NOEL LOOMIS – Have Gun, Will Travel. Dell First Edition B-156, paperback original; 1at printing, 1960. Cover art by Robert Stanley.

   Not a real winner, but it inspired me to make a pipe.

   Noel Loomis was a well-regarded Western historian, and he wrote several scripts for the television show, so he was a natural for this paperback tie-in. And he gives it the dollop of polish one expects from a writer of his caliber, but that’s not always a good thing.

   The plot involves Paladin’s involvement with a notorious lady of the theatre, the search for a missing newspaper editor, Mexican revolutionaries and the near-legendary outlaw Three-Fingered Phil.

   Freed of the time and budget constraints of network television, Loomis lets his hero and himself ramble, from San Francisco to Santa Fe, down into Mexico and up into the mountains, with every leg and limb of the journey described in detail. Oh, it never gets monotonous, it just gets, well… long!

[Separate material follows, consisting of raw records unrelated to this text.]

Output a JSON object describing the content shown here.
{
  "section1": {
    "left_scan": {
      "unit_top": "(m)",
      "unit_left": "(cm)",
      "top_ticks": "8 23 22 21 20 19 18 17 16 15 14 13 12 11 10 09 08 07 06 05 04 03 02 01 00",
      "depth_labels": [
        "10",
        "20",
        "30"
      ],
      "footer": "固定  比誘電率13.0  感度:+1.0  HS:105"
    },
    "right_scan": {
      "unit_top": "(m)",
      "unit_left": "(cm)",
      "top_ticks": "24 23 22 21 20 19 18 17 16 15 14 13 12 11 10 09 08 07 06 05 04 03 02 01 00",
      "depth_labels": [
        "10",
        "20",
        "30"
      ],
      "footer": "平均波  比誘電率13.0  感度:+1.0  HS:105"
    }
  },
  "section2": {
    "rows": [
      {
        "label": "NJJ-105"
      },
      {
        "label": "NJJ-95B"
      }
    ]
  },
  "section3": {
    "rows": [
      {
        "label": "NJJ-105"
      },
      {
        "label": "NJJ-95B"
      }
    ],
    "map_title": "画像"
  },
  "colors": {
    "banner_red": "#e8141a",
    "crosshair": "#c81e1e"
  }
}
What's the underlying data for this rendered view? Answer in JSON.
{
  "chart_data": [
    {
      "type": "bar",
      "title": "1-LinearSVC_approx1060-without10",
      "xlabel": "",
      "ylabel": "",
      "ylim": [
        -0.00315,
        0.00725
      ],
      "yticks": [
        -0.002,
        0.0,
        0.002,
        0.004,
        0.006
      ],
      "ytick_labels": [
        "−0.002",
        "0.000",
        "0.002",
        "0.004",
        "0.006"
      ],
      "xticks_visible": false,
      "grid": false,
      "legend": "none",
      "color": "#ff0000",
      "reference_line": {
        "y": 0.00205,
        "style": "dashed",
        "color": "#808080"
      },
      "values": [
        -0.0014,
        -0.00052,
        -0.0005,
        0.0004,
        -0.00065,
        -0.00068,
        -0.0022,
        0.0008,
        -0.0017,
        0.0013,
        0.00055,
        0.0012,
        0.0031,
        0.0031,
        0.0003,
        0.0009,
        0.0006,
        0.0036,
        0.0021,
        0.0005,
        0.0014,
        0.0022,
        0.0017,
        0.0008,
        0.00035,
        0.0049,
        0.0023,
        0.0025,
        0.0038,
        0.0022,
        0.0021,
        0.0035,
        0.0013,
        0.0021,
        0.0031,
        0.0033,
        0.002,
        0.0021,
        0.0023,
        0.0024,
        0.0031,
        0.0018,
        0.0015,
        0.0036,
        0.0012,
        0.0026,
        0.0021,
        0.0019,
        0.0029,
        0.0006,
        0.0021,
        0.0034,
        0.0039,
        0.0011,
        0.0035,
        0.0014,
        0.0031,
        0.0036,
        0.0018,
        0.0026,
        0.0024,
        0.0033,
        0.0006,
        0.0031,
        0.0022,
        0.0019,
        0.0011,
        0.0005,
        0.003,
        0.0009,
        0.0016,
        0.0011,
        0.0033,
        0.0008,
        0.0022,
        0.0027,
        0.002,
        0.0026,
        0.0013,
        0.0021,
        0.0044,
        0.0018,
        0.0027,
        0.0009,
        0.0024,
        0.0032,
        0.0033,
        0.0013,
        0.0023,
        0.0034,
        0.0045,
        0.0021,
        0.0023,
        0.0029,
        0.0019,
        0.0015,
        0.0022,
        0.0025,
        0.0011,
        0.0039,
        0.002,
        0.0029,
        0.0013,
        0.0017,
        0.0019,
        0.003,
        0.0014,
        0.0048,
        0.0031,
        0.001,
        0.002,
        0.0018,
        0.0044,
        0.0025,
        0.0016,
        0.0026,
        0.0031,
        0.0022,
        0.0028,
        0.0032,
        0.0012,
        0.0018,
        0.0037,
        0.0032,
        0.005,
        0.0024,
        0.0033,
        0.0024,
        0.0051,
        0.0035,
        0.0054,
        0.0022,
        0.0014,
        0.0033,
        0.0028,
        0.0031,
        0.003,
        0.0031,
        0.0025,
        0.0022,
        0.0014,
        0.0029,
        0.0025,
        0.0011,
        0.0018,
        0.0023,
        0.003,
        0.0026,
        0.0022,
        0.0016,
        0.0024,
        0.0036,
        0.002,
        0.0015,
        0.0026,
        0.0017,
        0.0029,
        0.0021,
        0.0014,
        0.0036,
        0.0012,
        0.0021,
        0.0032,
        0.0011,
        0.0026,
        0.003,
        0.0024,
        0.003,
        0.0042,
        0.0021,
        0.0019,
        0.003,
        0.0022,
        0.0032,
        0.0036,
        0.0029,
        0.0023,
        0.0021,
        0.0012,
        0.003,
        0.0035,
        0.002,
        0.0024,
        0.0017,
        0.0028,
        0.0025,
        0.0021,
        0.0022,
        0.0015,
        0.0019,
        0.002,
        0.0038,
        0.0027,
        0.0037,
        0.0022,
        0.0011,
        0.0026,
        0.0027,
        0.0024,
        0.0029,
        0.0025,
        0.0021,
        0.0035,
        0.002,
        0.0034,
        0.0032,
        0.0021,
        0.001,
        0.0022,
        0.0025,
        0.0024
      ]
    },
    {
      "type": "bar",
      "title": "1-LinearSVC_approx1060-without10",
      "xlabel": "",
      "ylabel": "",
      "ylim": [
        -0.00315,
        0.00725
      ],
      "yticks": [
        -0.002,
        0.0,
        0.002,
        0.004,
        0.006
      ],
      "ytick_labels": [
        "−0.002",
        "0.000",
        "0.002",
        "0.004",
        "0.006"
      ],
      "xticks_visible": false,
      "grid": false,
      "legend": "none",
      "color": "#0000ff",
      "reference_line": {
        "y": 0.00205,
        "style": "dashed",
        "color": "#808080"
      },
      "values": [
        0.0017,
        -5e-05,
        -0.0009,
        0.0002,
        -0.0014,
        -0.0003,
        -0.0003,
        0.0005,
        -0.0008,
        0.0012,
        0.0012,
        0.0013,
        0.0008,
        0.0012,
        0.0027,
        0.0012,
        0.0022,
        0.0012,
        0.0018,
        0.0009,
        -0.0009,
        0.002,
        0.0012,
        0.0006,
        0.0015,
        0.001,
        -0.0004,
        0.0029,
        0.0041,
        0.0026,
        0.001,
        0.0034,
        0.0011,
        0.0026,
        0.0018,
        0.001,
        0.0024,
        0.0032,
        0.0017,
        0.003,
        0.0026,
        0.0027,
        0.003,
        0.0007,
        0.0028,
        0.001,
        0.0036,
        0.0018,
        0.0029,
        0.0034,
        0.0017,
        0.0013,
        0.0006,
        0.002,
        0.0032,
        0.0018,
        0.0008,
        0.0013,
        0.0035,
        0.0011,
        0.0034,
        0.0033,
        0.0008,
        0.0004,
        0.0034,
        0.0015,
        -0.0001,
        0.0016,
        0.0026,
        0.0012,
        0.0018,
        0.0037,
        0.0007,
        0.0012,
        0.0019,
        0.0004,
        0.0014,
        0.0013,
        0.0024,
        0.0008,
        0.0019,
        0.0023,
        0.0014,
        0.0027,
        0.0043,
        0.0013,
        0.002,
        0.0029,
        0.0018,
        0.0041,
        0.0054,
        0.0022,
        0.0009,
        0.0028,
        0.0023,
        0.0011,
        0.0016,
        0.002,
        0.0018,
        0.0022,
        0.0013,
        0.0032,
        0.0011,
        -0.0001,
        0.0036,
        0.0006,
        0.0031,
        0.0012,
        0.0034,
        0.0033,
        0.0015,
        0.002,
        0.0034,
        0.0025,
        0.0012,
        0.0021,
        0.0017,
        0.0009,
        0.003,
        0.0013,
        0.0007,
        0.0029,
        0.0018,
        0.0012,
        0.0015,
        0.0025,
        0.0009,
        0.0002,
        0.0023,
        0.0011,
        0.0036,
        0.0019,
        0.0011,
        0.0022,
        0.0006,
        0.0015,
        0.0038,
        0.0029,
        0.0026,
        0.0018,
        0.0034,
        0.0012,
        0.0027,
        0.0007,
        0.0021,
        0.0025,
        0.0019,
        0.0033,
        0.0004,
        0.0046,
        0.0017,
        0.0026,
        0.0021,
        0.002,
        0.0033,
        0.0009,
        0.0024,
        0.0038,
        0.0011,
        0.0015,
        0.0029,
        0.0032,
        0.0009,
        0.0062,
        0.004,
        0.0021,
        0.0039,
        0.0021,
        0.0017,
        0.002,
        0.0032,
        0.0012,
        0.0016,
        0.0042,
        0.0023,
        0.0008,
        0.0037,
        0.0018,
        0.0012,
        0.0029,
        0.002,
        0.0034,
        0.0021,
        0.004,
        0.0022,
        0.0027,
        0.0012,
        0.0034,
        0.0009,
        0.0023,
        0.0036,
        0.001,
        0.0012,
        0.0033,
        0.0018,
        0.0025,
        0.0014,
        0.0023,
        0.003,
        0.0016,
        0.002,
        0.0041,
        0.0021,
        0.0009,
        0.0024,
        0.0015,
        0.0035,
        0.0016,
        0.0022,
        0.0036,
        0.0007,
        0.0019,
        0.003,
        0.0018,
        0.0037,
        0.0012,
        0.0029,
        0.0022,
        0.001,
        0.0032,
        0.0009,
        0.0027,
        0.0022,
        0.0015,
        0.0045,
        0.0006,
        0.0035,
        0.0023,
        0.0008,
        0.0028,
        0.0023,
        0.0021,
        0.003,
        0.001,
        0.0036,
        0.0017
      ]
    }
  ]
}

   And perhaps it’s no fault of Loomis’ that he never really evokes the forceful personality Richard Boone brought to his characterization, though he lards the dialogue with allusions to Shakespeare. He just misses the laconic personality and repressed rage essential to the character of Paladin, and it leaves a gaping whole in the book that Robert Stanley’s excellent cover can’t quite fill.

   That said, there are enough fist-fights, knife-fights and gun-fights to keep the reader awake, and Loomis puts the action across reasonably well. Maybe it’s me, I just couldn’t get excited over this.

   But it did prompt me to make a pipe out of a tree branch and trim from an old cap pistol!